## Franklin's Notes

### Syntax and Semantics

Syntax refers to the formalities governing how symbols may be combined in a formal language, whereas semantics refers to the meanings attributed to combinations of symbols. At its heart, Model Theory studies the relationship between syntax and semantics in general.

The following posts explore specific definitions of syntax and semantics in different contexts:

The symbol $\vdash$ always refers to a syntactical idea such as "tautological", i.e. "the truth value of this sentence is always true regardless of the truth values assigned to its symbols", whereas $\vDash$ always refers to a semantical idea such as "valid", i.e. "this sentence holds in every model".

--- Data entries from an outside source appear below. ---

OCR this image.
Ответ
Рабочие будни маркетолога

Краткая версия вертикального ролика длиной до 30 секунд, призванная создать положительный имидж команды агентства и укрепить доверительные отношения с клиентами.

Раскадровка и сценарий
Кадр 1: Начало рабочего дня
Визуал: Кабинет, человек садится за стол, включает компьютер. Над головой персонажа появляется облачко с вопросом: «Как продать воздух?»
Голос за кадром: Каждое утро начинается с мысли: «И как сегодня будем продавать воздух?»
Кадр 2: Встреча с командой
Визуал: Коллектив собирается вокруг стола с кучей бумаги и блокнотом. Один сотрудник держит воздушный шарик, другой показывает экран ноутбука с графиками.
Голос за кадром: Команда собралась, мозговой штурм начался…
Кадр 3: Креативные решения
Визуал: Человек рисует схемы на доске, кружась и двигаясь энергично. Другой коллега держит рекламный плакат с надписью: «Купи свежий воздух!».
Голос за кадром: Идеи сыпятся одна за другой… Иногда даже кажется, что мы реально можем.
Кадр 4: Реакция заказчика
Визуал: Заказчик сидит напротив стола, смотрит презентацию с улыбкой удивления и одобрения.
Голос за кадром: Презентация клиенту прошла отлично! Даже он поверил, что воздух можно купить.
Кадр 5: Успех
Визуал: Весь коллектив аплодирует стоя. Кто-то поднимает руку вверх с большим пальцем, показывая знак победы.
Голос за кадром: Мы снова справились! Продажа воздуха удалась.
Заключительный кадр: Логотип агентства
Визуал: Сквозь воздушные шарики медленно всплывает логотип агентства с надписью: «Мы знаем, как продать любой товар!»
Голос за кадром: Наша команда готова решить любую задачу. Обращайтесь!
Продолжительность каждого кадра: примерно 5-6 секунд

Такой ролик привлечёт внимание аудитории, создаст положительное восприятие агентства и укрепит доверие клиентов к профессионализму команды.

For reference, here's a table of equivalent syntactical and semantical notions (in both sentential and first-order logic):

|Syntax|Semantics|
|-------|---------|
|$\vdash\varphi$ means $\varphi$ is a tautology, or a theorem|$\vDash\varphi$ means $\varphi$ is valid|
|$\psi\vdash\varphi$ means $\varphi$ is deducible from $\psi$|$\psi\vDash\varphi$ means that $\varphi$ holds in any model in which $\psi$ holds, or $\varphi$ is a consequence of $\psi$|
|$\Sigma\vdash\varphi$ means $\varphi$ is deducible from $\Sigma$|$\Sigma\vDash\varphi$ means that $\varphi$ holds in any model in which all sentences in $\Sigma$ hold, or $\varphi$ is a consequence of $\Sigma$|
|$\varphi$ (or $\Sigma$) is consisent |$\varphi$ (or $\Sigma$) is satisfiable |
|$\varphi$ is equivalent to a positive sentence|$\varphi$ is increasing, and not valid or refutable|
|$\varphi$ is equivalent to a conditional sentence|$\varphi$ is preserved under intersections|